Untitled, 2008, acrílico, colagem e pigmentos sobre tela de algodão, 193x176 cm
“What does Rousseau say without saying, see without seeing? That replacement has always already begun; that imitation, principle of art, has always already interrupted natural plenitude; that, having to be a discourse, it has always already broached presence in difference; that in Nature it is always that which supplies Nature’s lack, a voice that is replaced by the voice of Nature.”
Falar sobre imagens nunca é fácil. As palavras e as imagens são inimigas íntimas. No início eram o mesmo, as palavras eram imagens. Símbolos. Mas essa unidade teológica do objecto material com o seu correspondente transcendental foi violentamente interrompida com a invenção do alfabeto. Depois disso mais nada foi o mesmo. Platão ainda fez uma tentativa de reconciliação ao escolher “eidos”, literalmente a silhueta exterior que um objecto oferece aos olhos, para significar “ideia”. Infelizmente, qualquer mudança que se faça ao nível da supra-estrutura nunca afecta a infra-estrutura. Mas Platão não era versado em marxismo, e tudo o que conseguiu foi distorcer a anterior unidade simbólica numa relação entre aparência e essência. A história dessa relação é a história da arte. Todas as imagens que se inscrevem dentro dessa relação fazem parte da história da arte e descrevem todas as formas possíveis que esta pode assumir. Fora da história da arte fica o resíduo da anterior unidade, aquilo a que a antropologia chama crenças animistas e a que a psicanálise chama o estado narcísico de omnipresença do pensamento; bonecos de vudu e kitsch cultural. Para nós, que sabemos perfeitamente que um significante não é idêntico ao objecto que significa, excepto quando ocasionalmente escrevemos o nome de alguém num banco de jardim, é também evidente que nenhuma palavra ou imagem tem algum poder sobre aquilo a que se refere. Excepto obviamente o facto de o representar. Naturalmente esta nova World Order estabelece uma hierarquia na qual as imagens são sempre o nível mais baixo. Afinal, conhecer significa possuir mesmo se essa posse for uma posse imaterial, como uma tomada de posse da consciência. Assim, em arte normalmente a questão não se coloca tanto entre produzir imagens que se possam analisar discursivamente mas em produzir imagens que contenham já o seu próprio subtexto. Por outras palavras imagens cuja função é a de evocar um discurso, anulando-se subsequentemente como imagens para que esse discurso possa tomar o palco. Todas essas imagens escondem no entanto um acordo secreto com o seu público, um pacto subentendido de se referirem às suas expectativas. Essas imagens não têm nesse sentido um destino como imagens, se como “destino das imagens” entendermos a criação de discenso, a interrupção da ordem discursiva e dos protocolos de representação.

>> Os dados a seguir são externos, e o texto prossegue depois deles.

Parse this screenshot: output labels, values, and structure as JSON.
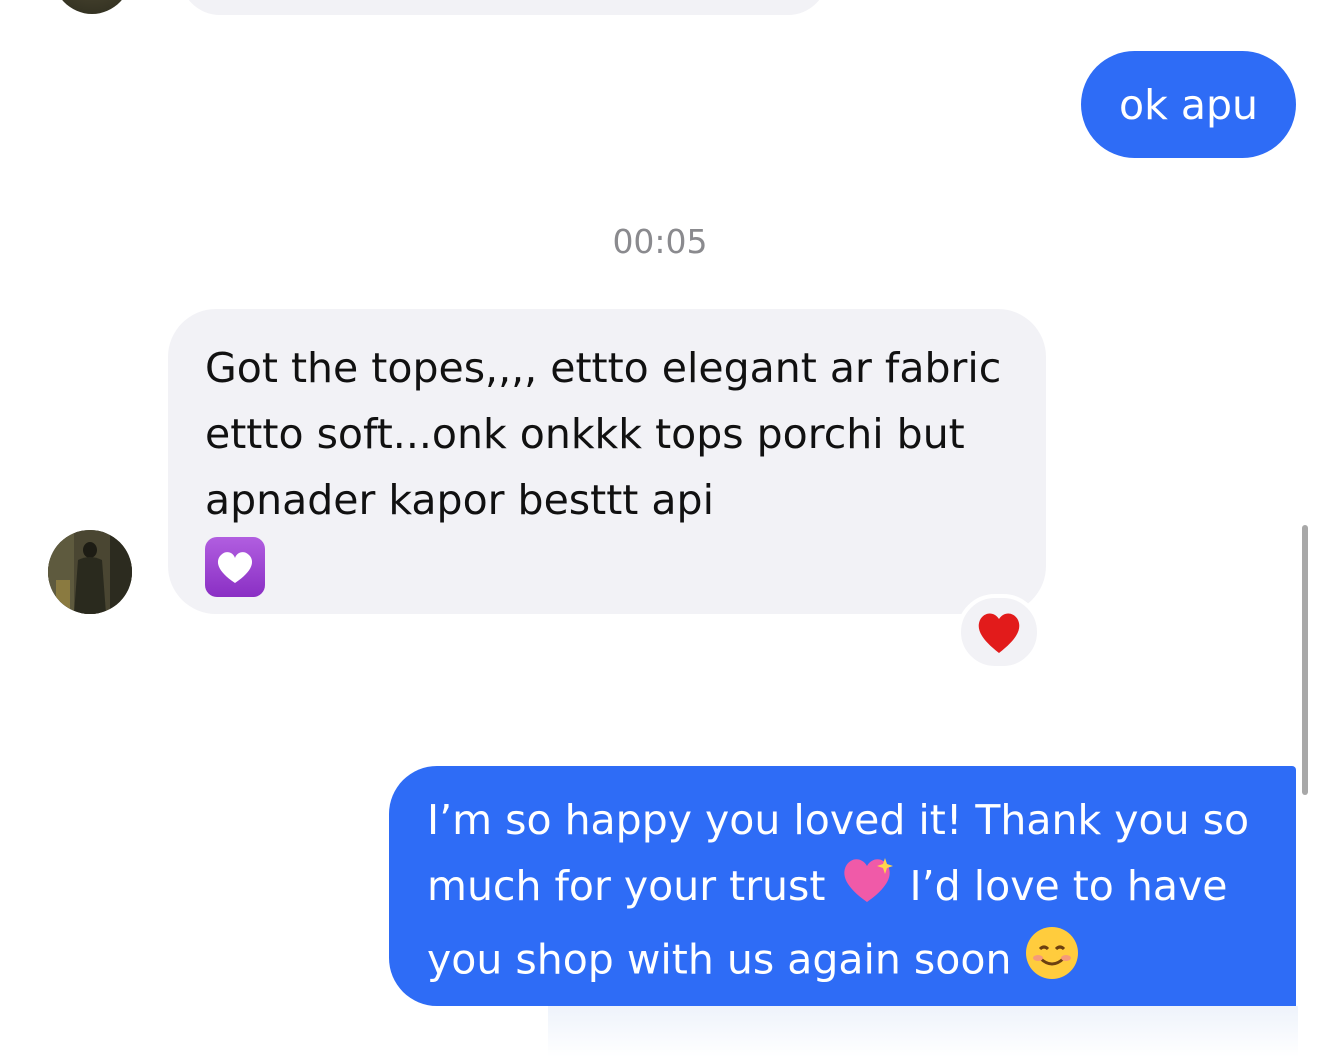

I will have spent my life trying to understand the function of remembering, which is not the opposite of forgetting, but rather its lining. We do not remember, we rewrite memory much as history is rewritten.
Diz o narrador fictício de Sans Soleil. Em Sans Image Ana Cardoso, tentando compreender a função da representação, encontra precisamente uma possibilidade de abstracção que não é o oposto de representar mas sim o seu substrato. Através dessas imagens negativas podemos aceder ao negativo da produção de sentido. Não ao ponto onde todo o sentido é negado mas onde este é a cada instante reescrito e sempre se recusa a estabilizar.